Bitcoin’s shocking energy use is a result of the cryptocurrency’s mining process, which relies on a public ledger powered by the blockchain. In order for Bitcoin transactions to remain secure, authenticatable, and anonymous, each entry to the ledger is achieved through solving complex computational problems, a process known as “proof of work.” The ‘miner’ who solves this puzzle fastest receives a newly minted Bitcoin in return for their efforts. “Proof of work” is a process of pure trial and error – plugging in random solutions and hoping to hit it big.
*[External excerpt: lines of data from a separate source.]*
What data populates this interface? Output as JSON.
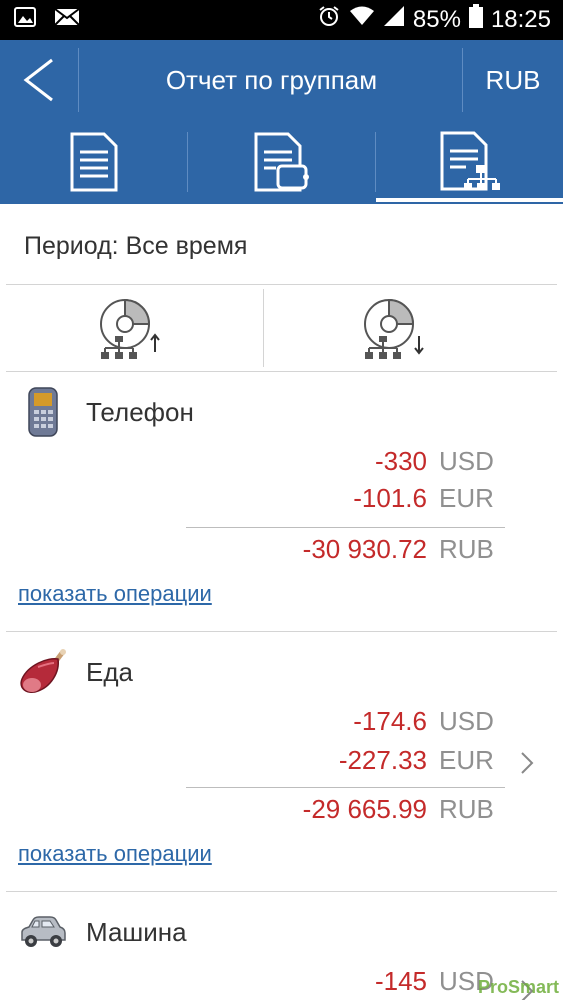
{
  "status_bar": {
    "battery": "85%",
    "time": "18:25"
  },
  "app_bar": {
    "title": "Отчет по группам",
    "currency": "RUB"
  },
  "tabs": [
    {
      "name": "document-report-icon"
    },
    {
      "name": "document-wallet-icon"
    },
    {
      "name": "document-groups-icon",
      "selected": true
    }
  ],
  "period": "Период: Все время",
  "sort_buttons": [
    {
      "name": "sort-ascending-icon"
    },
    {
      "name": "sort-descending-icon"
    }
  ],
  "groups": [
    {
      "name": "Телефон",
      "icon": "phone-icon",
      "amounts": [
        {
          "value": "-330",
          "currency": "USD"
        },
        {
          "value": "-101.6",
          "currency": "EUR"
        }
      ],
      "total": {
        "value": "-30 930.72",
        "currency": "RUB"
      },
      "link": "показать операции"
    },
    {
      "name": "Еда",
      "icon": "ham-icon",
      "amounts": [
        {
          "value": "-174.6",
          "currency": "USD"
        },
        {
          "value": "-227.33",
          "currency": "EUR"
        }
      ],
      "total": {
        "value": "-29 665.99",
        "currency": "RUB"
      },
      "link": "показать операции"
    },
    {
      "name": "Машина",
      "icon": "car-icon",
      "amounts": [
        {
          "value": "-145",
          "currency": "USD"
        }
      ]
    }
  ],
  "watermark": "ProSmart",
  "colors": {
    "header_blue": "#2e66a6",
    "negative_red": "#c42a2a",
    "link_blue": "#2d68a8"
  }
}
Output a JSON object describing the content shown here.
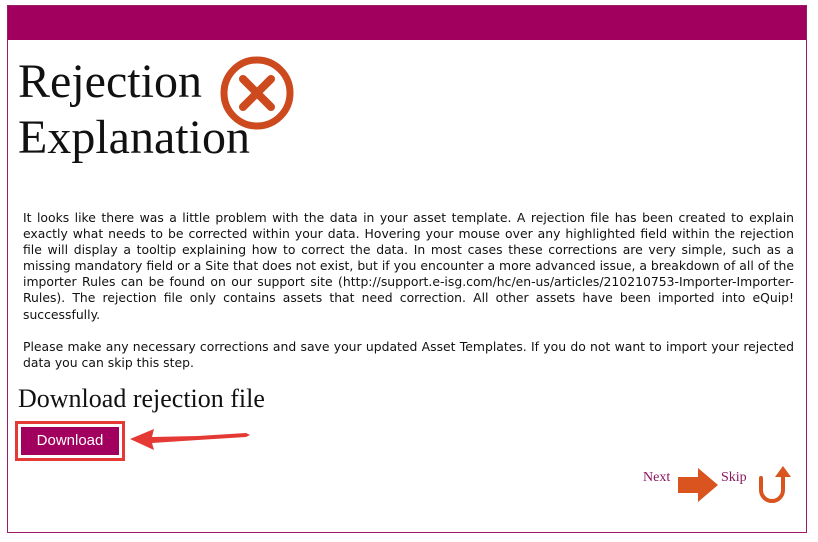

This means that high-power super-computers, which can make more calculations in a shorter time, have an advantage.
But to keep the currency from being devalued as more and more miners mint new coins, solving for proof of work gets harder and harder according to the level of competition. By design, mining one Bitcoin always takes about 10 minutes. As a result, Bitcoin miners constantly have to use more and more computing power, and often have entire warehouses full of supercomputers working away. The result: the same amount of Bitcoin produced annually, but with constantly increasing energy use and carbon emissions. In 2009, you could mine Bitcoin using just a few seconds’ worth of household electricity; now, you would need to consume about 9 years’ worth.
But there may finally be a solution to this compounding problem: Quantum Computing. According to recent reporting from CoinsPaid Media, quantum computing-based systems have been modelled to be “vastly superior to classic mining equipment in terms of energy efficiency.”
This finding is based on a study conducted by researchers at the University of Kent in the UK, who compared the energy consumption of three different quantum computers when mining cryptocurrencies using the blockchain.
The resulting potential energy savings are staggering – up to 90%.
“We show that the transition to quantum-based mining could incur an energy saving – by relatively conservative estimates – of about roughly 126.7TWH, or put differently, the total energy consumption of Sweden in 2020,” the study states. And, unlike traditional mining equipment, which is already extremely advanced in its technology, quantum computers are still in their nascency and will likely become more refined to be even more energy-efficient in the near future.
However, this discovery has some important caveats.
“Quantum mining is only energy efficient when using equipment with about 512 qubits,” explains CoinsPaid Media. “Meanwhile, the most powerful quantum processors available on the market, the IBM Osprey and D-Wave D2, have only 433 and 512 qubits, respectively.” More importantly, quantum computing just isn’t that evolved yet, although companies like IBM and Google have both published bold roadmaps for the technology, and will have a long way to go before it can feasibly achieve these kinds of savings.
Quantum computing may save the climate from Bitcoin, but it won’t be soon. And the timeline to avoid the worst impacts of climate change is a short one.